As it works to recover from a system-wide ground stop that halted flight activity for about 3h over the weekend, Alaska Airlines insists that the operational shutdown was not related to a cybersecurity breach.
Alaska and regional subsidiary Horizon Air experienced a ”significant IT outage” that prompted Alaska to request on 20 July ground stop from the Federal Aviation Administration.
The ground stop lasted from about 20:00 local time in Seattle to 23:00 that evening.

The event created a cascading series of disruptions throughout Alaska’s network that have continued into 21 July.
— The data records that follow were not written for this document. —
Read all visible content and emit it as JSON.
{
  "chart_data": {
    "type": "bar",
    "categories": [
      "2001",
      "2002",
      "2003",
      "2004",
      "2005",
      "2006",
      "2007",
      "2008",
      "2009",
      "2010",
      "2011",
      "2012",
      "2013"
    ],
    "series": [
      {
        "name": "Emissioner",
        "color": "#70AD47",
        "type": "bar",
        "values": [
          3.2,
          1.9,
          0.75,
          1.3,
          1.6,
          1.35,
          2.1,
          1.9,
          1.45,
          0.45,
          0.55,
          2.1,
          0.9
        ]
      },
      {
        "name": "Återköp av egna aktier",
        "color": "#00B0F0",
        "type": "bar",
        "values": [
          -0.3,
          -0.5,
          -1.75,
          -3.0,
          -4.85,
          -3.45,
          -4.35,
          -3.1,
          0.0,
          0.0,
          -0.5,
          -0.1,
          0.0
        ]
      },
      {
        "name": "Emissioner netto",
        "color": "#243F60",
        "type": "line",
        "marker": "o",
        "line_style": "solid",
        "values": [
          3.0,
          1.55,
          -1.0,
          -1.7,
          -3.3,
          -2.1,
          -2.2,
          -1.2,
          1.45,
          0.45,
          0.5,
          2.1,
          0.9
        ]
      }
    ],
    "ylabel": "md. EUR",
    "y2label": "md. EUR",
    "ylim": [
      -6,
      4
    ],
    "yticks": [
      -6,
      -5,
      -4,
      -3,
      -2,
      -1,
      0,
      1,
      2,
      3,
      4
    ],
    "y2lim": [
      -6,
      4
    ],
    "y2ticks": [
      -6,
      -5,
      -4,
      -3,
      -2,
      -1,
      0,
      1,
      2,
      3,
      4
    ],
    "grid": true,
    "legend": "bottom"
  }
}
At 12:00 that day, about 10% of Alaska’s flights were cancelled and 25% were delayed, according to flight-tracking platform FlightAware.
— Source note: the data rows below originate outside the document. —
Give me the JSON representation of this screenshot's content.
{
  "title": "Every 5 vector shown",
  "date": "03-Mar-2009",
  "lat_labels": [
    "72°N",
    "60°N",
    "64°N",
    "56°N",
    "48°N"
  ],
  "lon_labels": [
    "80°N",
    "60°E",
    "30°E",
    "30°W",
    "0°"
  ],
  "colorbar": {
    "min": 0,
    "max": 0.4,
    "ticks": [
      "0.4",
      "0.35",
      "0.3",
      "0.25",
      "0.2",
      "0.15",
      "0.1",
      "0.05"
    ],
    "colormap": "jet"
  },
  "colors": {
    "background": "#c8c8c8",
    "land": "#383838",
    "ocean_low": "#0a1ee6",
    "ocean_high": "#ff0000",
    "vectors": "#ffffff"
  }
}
Alaska says that about 200 total flights have been cancelled as a result of the IT outage, impacting some 13,500 air travellers.
Further flight cancellations are possible as Alaska repositions aircraft and crews. The airline says it is working to re-accommodate passengers whose itineraries have been disrupted.
”A critical piece of multi-redundant hardware at our data centres, manufactured by a third-party, experienced an unexpected failure,” the airline says. ”When that happened, it impacted several of our key systems that enable us to run various operations, necessitating the implementation of a ground stop to keep aircraft in position.
“The safety of our flights was never compromised,” the company adds.
Alaska emphasises that the IT malfunction was an isolated occurrence, unrelated to hacking or “any other current events” – perhaps referring to recent cybersecurity breaches at airlines such as WestJet and Alaska Air Group member Hawaiian Airlines.
”We are currently working with our vendor to replace the hardware equipment at the data centre,” Alaska says.
Canadian carrier WestJet recently disclosed that it is still investigating a “sophisticated, criminal third-party” that breached its databases last month.
”Unfortunately, we can now confirm that certain data was illegally obtained from WestJet’s systems,” it says. “Thanks to our internal precautionary measures, no credit card or debit card numbers and no guest user passwords were obtained.”
Technology failures have led to high-profile operational meltdowns in recent, including Southwest Airlines’ disastrous 2022-23 winter holiday performance and Delta Air Lines’ IT outage last summer, for which Delta is suing cybersecurity company CrowdStrike.
Those incidents impacted the travel schedules of millions of passengers and cost both airlines hundreds of millions of dollars in lost revenue.